Along with the AMS and other faculty societies, ASUS must re-commit to dismantling racism and colonialism on campus as well as provide concrete steps on how they are going to do so.

I have so many regrets when I reflect upon my year as the Equity Commissioner for ASUS and a senator in my final year — both times I could've done more if I had listened and found the courage to speak up. Be better than all of us who have come before you. It’s October, you’re about halfway through your term. Use the seven months you have left.

The one with constructive advice

Instead of dwelling on the situation that's been acknowledged and apologized for, let’s work on moving forward with a positive relationship.

As an ally, you need to acknowledge that Indigenous voices are silenced because they are just that: Indigenous.

If you want Indigenous representation at your event, then you should be attending and supporting their events as well. Reciprocity, people.  

If you're going to preach allyship and reconciliation, you need to hear from Indigenous peoples about what they need and respond accordingly.

If you’re a white ally, or an ally in a position of power, instead of speaking for Indigenous people or leaving them out of the conversation, you should use your privilege to uplift their voices.
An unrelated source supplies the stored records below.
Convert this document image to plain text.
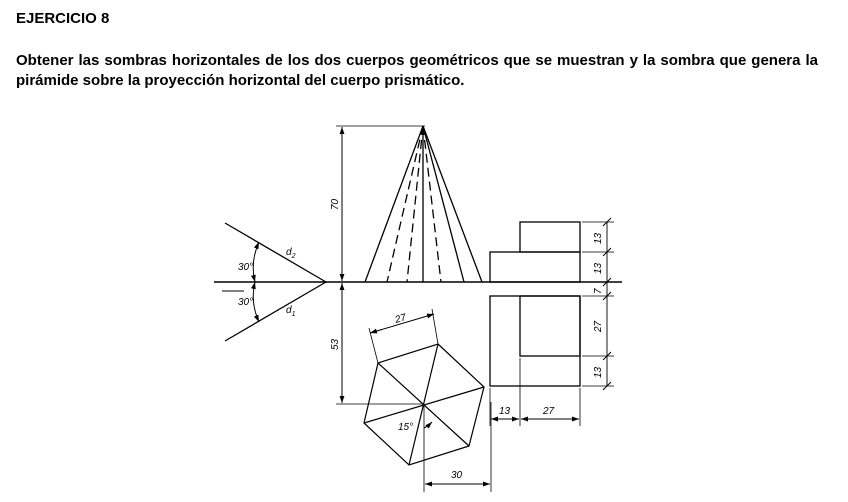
EJERCICIO 8

Obtener las sombras horizontales de los dos cuerpos geométricos que se muestran y la sombra que genera la pirámide sobre la proyección horizontal del cuerpo prismático.

70
53
27
15°
30
30°
30°
$d_2$
$d_1$
13
13
7
27
13
13	27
If you're an ally, you should work with Indigenous students and students of colour to make positive changes happen. These groups can’t carry the burden of fighting the system that works against them on their own. You need to uplift their voices, hear what they’re saying, and respect what they need.

Lauren Winkler is a first-year law student and former AMS Deputy Commissioner of Indigenous Affairs. Tara McDonald graduated in May of 2017 and is a former ASUS Equity Commissioner.